Saisi sur le fondement de l’article L. 521-3 d’une demande qui n’est pas manifestement insusceptible de se rattacher à un litige relevant de la compétence du juge administratif, le juge des référés peut prescrire, à des fins conservatoires ou à titre provisoire, toutes mesures que l'urgence justifie, notamment sous forme d’injonctions adressées à l'administration, à la condition que ces mesures soient utiles et ne se heurtent à aucune contestation sérieuse.

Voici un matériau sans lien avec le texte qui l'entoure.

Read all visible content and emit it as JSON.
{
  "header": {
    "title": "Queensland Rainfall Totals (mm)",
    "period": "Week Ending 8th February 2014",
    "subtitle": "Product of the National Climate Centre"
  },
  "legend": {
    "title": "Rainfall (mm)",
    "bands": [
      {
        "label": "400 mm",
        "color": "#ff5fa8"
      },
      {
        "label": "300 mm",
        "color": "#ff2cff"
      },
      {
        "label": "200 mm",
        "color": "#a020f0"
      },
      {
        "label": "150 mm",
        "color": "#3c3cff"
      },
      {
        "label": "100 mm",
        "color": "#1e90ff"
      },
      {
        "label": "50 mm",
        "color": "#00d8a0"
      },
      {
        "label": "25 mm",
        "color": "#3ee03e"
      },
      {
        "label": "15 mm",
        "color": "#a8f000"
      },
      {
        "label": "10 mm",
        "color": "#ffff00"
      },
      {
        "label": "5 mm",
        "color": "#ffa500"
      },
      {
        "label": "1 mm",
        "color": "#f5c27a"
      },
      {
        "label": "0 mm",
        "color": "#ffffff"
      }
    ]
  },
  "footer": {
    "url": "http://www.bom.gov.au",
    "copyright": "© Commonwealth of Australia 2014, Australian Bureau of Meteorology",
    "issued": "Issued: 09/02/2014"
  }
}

En raison du caractère subsidiaire du référé régi par l’article L. 521-3, le juge saisi sur ce fondement ne peut prescrire les mesures qui lui sont demandées lorsque leurs effets pourraient être obtenus par les procédures de référé régies par les articles L. 521 1 et L 521-2. Enfin, il ne saurait faire obstacle à l’exécution d’une décision administrative, même celle refusant la mesure demandée, à moins qu’il ne s’agisse de prévenir un péril grave.

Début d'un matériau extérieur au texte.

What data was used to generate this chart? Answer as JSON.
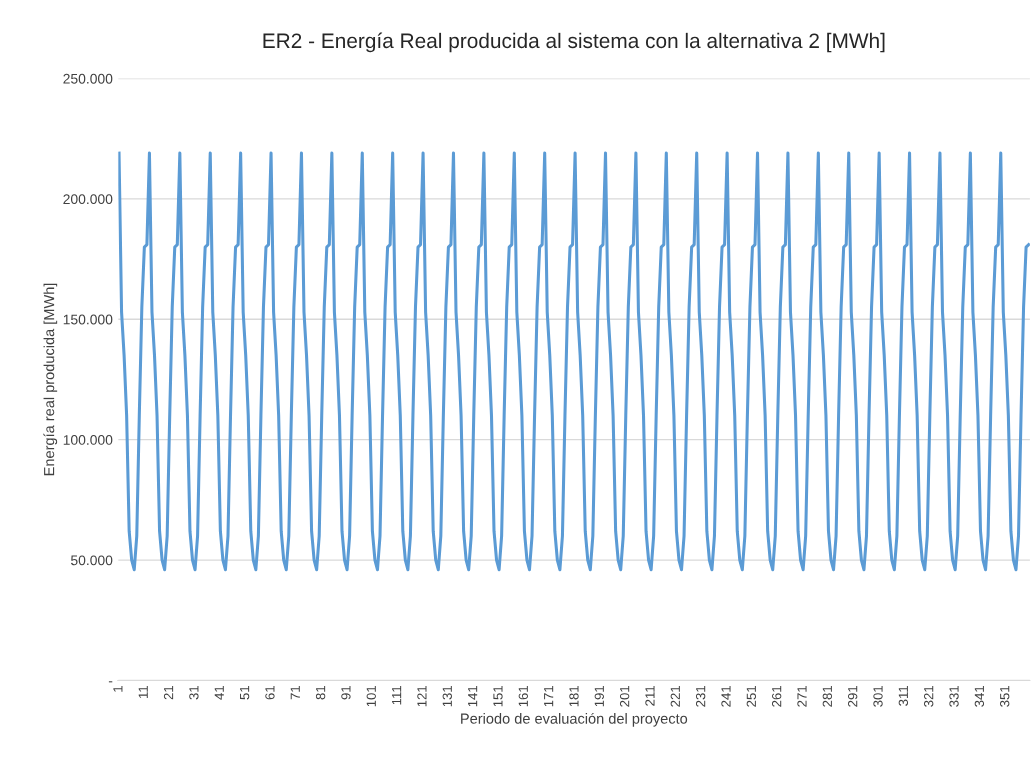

3. Pour justifier de circonstances particulières caractérisant la nécessité de bénéficier à très bref délai de la mesure d’injonction qu’elle demande, Mme B... fait valoir qu’elle est dans l’incapacité matérielle de subvenir à ses besoins essentiels et à ceux de son enfant mineur, alors qu’elle a introduit un recours auprès de la CAF depuis plus de dix mois afin de contester la suspension de ses prestations sociale, sans obtenir de réponse. Toutefois il résulte de l’instruction, notamment d’un message sur la plateforme « caf.fr » du 12 janvier 2026, produit par la requérante elle-même, que sa réclamation, au demeurant récente, du 9 janvier 2026, a bien été reçue et qu’un gestionnaire conseil lui apportera une réponse. Il s’ensuit que, alors qu’elle ne produit aucun document démontrant que sa réclamation serait plus ancienne, Mme B..., contrairement à ce qu’elle indique, a reçu une réponse de la CAF lui indiquant que sa demande était en cours d’instruction. Dans ces conditions, Mme B... n’établit pas l’existence de circonstances de nature à caractériser une situation d’urgence au sens de l’article L. 521-3 du code de justice administrative.

4. Il résulte de ce qui précède que la requête de Mme B... doit être rejetée en toutes ses conclusions, y compris celles présentées au titre de l’article L. 761-1 du code de justice administrative, en application des dispositions précitées de l’article L. 522-3 du même code.



O R D O N N E :



La requête de Mme B... est rejetée.



La présente ordonnance sera notifiée à Mme A... B....
Fait à Cergy, le 3 février 2026

La juge des référés

signé

C. Cordary


La République mande et ordonne au ministre du travail et des solidarités en ce qui le concerne ou à tous commissaires de justice à ce requis en ce qui concerne les voies de droit commun contre les parties privées, de pourvoir à l’exécution de la présente décision.